Alors d’où vient cette eau ? Réponse de Benoît : "Il y a une réserve. C'est un plan d'eau de quatre hectares : 140.000 mètres cube, ce qui permet d'irriguer 70 hectares de maïs ". Un bassin qui stocke l’eau l’hiver pour qu’elle soit là l’été quand on en a besoin. Benoît jette un œil sur le champ de son voisin : "C'est en pleine floraison et les feuilles sont toutes recroquevillées. Il n'y aura pas d'épi, il n'y aura pas de fécondation.

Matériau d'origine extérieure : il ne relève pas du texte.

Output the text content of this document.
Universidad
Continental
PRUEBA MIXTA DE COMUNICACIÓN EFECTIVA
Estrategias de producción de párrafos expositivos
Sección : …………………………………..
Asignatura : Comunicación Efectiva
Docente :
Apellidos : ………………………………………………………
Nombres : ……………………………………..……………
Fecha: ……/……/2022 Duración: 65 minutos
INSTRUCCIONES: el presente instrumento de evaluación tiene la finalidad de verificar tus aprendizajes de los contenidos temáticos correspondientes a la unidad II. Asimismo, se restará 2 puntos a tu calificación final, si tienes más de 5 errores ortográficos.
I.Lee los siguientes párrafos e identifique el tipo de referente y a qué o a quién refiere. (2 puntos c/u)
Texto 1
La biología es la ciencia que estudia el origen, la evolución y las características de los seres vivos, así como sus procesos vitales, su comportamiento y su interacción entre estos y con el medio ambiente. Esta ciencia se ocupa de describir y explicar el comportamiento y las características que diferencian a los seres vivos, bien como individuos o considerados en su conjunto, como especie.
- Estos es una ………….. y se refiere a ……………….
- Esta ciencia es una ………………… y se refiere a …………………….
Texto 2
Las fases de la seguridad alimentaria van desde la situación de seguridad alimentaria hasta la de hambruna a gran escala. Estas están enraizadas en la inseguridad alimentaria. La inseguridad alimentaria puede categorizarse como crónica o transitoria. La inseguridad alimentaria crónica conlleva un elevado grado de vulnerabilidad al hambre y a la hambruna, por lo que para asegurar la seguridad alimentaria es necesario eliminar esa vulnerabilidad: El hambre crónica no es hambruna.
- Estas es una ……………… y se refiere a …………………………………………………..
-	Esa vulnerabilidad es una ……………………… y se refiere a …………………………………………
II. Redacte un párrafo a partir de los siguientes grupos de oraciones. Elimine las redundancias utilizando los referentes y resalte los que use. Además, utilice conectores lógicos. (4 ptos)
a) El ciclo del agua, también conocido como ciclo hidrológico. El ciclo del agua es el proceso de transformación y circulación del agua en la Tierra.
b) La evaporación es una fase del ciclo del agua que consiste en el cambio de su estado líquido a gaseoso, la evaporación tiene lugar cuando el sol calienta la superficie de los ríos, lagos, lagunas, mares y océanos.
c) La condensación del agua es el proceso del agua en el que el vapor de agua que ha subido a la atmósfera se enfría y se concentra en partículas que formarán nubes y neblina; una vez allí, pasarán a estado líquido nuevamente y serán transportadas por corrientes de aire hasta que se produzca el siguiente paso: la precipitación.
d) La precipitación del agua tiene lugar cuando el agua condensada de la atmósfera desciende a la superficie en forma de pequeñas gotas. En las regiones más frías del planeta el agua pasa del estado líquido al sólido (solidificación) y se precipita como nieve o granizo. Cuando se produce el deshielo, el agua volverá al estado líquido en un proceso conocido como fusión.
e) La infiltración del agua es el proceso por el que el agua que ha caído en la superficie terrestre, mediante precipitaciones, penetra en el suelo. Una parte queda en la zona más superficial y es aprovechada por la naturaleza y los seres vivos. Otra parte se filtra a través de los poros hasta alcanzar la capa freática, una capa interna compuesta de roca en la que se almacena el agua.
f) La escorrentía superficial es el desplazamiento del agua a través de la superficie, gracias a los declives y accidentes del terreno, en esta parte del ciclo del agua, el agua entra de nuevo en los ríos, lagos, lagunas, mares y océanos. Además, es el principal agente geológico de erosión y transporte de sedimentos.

C'est du travail de perdu, c'est de l'argent de perdu ". Et il nous explique son projet d’une petite retenue d’eau, qui bénéficierait cette fois à 70 agriculteurs : "Ca permettrait d'irriguer, ça permettrait de sauver les poissons et tout ce qu'il y a dans cette rivière, qui sont en train d'agoniser ".

Problème, ça ressemble beaucoup à un certain barrage de Sivens, et tous les problèmes qui vont avec. Décidément sur cette route, la sécheresse semble quand même avoir un temps d’avance.